今夜は彼女と二人で銀座でお食事。
場所は、銀座六丁目の外堀通りに面したビルの二階。
今夜のお店、『安歓(アンファン)』は韓国料理のお店。
オーナーシェフの安さんは、博多出身。
韓国料理とワインは合わないと言われる方が多い。
確かに、コチュ(唐辛子)をガンガンに効かした料理だと、ワインの味もどこかに吹っ飛んでしまう。
しかし、ここの料理は洗練されているのだ。
そして、ここのセラーは充実している。
シャトー・ペトリュスや、五大銘醸がセラーに所狭しと並べられているのだ。
早速冷えた白を頼む。
今夜の白は、コトー・デュ・ラングドックのピクプール・ド・ピネ、2009年。
ドメーヌ・カブロールが、ピクプール・ブランというぶどうで造るワイン。
柑橘系の香りを持ち、酸は強め。
冷えた白が、外の暑さに火照った身体に気持ち良い。
数量限定なので、早く注文しておかないとすぐに無くなってしまう。
続いて、海鮮パジョン。
中には、大きな帆立や海老がぎっしり詰まっている。
二つに切り分けたパジョンに、ふわふわの玉子焼きとコチュジャンソースを掛けて食べれば、これは美味。
最近、何故かルイ・ジャドを続けて飲んでいる。
今夜のワインは、ブルゴーニュ、コート・ド・ニュイ地区のモレ・サン・ドニ、1999年。

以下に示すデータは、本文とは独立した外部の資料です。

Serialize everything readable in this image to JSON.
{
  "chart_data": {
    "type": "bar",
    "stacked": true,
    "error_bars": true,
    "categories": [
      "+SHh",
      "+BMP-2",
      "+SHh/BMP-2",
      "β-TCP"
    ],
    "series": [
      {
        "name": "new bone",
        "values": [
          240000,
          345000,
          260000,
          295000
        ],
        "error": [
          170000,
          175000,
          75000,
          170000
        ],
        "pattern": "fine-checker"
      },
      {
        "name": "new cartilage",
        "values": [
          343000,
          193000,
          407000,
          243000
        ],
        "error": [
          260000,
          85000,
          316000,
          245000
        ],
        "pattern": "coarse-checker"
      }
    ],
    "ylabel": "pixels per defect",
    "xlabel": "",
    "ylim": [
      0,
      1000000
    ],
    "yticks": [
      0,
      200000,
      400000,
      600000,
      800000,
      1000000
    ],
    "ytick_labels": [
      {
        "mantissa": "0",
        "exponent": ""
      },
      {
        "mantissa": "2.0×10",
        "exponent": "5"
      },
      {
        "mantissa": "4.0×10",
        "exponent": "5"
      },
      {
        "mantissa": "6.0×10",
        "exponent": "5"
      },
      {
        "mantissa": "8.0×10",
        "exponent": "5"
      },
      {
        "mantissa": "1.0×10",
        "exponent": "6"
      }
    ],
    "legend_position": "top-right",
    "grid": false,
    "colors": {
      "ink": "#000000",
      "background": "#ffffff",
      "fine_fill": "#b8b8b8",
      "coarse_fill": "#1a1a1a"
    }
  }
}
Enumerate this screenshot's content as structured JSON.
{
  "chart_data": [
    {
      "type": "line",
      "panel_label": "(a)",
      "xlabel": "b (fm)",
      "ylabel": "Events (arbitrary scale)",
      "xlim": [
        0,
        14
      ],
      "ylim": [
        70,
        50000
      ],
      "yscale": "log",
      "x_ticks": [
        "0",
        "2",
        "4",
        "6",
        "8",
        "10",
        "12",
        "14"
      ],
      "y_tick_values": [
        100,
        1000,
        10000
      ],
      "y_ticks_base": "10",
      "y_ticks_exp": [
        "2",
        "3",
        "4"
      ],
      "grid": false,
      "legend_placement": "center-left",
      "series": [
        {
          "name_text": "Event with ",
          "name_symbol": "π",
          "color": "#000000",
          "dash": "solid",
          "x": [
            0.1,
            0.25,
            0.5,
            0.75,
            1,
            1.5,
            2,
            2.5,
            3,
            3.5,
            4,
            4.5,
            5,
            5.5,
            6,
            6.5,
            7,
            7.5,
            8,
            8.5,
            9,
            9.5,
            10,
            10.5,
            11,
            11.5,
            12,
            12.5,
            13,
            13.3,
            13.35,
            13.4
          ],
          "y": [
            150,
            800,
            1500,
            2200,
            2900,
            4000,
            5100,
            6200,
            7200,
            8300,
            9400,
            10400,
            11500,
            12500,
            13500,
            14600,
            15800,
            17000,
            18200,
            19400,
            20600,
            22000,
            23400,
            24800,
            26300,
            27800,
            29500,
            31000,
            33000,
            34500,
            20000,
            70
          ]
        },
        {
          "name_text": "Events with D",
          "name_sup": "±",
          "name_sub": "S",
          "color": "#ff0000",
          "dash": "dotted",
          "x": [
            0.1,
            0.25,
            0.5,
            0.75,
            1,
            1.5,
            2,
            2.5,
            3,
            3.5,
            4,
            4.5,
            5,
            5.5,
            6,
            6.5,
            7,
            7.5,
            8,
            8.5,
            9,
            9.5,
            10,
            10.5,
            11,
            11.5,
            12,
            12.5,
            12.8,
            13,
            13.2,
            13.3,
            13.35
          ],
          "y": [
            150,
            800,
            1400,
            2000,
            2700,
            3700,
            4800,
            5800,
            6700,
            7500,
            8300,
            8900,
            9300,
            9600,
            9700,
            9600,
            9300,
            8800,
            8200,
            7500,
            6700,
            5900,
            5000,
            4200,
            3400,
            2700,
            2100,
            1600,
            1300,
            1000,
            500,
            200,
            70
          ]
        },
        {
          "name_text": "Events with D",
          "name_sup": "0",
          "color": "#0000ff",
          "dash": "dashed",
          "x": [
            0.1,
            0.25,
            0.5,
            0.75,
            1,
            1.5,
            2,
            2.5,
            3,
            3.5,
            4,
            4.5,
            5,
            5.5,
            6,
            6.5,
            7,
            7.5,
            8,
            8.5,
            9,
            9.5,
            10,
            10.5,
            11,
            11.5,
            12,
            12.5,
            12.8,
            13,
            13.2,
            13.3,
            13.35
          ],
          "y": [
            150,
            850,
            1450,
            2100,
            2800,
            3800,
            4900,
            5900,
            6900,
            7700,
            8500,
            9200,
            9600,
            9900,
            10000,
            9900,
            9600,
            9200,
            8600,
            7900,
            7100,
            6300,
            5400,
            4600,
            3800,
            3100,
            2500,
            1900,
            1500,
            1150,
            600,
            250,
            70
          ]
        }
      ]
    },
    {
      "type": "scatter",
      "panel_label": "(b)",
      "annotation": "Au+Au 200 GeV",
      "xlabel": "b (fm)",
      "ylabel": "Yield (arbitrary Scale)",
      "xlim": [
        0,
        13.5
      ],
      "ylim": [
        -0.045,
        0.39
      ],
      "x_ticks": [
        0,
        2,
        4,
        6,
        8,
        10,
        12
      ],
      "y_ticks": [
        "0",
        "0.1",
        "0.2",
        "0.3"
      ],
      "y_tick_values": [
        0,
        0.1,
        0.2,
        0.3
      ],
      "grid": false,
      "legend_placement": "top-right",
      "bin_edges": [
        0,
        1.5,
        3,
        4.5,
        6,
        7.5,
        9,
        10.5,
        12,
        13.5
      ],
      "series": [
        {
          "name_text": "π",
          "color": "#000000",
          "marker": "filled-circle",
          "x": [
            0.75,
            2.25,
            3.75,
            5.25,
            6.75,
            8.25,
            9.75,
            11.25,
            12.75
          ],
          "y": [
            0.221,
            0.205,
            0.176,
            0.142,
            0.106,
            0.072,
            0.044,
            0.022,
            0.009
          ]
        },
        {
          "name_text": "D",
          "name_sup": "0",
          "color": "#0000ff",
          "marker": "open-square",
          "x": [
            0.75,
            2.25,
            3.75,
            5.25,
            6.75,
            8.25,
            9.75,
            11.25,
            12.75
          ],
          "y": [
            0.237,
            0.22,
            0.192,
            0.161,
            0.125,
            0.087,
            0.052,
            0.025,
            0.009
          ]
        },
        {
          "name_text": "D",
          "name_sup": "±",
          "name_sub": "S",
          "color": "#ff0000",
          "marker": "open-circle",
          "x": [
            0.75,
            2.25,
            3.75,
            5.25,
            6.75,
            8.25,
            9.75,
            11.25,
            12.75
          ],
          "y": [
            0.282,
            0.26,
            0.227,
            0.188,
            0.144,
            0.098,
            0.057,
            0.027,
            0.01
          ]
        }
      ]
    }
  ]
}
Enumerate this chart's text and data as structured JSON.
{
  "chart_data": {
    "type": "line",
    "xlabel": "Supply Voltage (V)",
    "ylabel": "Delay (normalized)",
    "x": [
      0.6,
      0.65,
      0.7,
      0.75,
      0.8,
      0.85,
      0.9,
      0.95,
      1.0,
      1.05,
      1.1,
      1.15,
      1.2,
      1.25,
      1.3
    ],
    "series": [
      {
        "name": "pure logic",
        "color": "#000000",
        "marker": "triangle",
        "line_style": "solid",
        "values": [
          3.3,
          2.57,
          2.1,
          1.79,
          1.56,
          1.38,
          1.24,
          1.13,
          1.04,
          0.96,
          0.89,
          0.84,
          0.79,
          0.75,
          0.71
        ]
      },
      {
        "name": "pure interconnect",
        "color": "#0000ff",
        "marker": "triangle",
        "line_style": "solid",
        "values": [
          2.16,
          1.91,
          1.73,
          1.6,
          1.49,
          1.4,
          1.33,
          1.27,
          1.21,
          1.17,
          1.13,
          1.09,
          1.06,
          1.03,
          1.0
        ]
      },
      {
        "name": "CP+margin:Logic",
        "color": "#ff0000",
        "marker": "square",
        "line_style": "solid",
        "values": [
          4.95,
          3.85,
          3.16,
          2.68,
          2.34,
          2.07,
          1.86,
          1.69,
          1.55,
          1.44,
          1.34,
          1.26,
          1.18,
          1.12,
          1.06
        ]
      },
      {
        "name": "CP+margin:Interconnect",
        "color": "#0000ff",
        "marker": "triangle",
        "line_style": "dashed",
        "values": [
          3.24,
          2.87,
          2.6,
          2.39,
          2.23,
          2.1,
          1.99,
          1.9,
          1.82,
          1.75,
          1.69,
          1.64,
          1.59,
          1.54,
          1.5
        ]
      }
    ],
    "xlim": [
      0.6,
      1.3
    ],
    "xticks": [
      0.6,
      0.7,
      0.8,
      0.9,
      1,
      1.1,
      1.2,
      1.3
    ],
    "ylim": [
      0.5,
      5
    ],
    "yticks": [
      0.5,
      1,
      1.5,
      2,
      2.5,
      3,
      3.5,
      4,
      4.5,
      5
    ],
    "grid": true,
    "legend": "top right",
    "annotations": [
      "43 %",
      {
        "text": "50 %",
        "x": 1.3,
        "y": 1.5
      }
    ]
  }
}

最初はタンニンが強く前面に出ていて香りも控えめだったが、飲んでいる内にどんどん変化し、馥郁とした香りと強く滑らかなタンニン、そしてぶどうの熟成感に富んだ素晴らしいワインへと変化した。
1999年は好きなヴィンテージ。
ルイ・ジャドのピノ・ノワールは力強く、アルコール度数も13.5%ある。
『安歓』では韓国料理ということで、普段はボルドーの力強いグラン・クリュを飲むことが多い。
しかし今夜はブルゴーニュ。
この新鮮な組み合わせに、彼女も大満足。
ごまのドレッシングを掛けた野菜と共にいただく。
続いて、特上ホルモンと特上ミノ。
ずっしりと質感があり、お腹に堪える。
宮古島の雪塩と焼ニンニクで食べる。
この雪塩は、ミネラル分含有量世界一なのだそうだ。
〆は、特上カルビ。
ここの肉は、A5ランクの伊万里牛。
刺しが強いが、お店の人が丁寧に焼いてくれるので、洋服の袖口が脂臭くなる心配は無い。
彼女はもうギブアップ。
私もお腹いっぱいなのだが、最後に冷麺を食べたくなる。
ここの冷麺はお気に入り。
お腹はいっぱいでも、デザートは口直しに必要。
彼女は蜜柑のシャーベットを、私はチョコレートのアイスクリームを注文する。
韓国料理とブルゴーニュ。
上手く合わせれば、最高に美味しい組み合わせとなることを実感した、素敵な夜でした。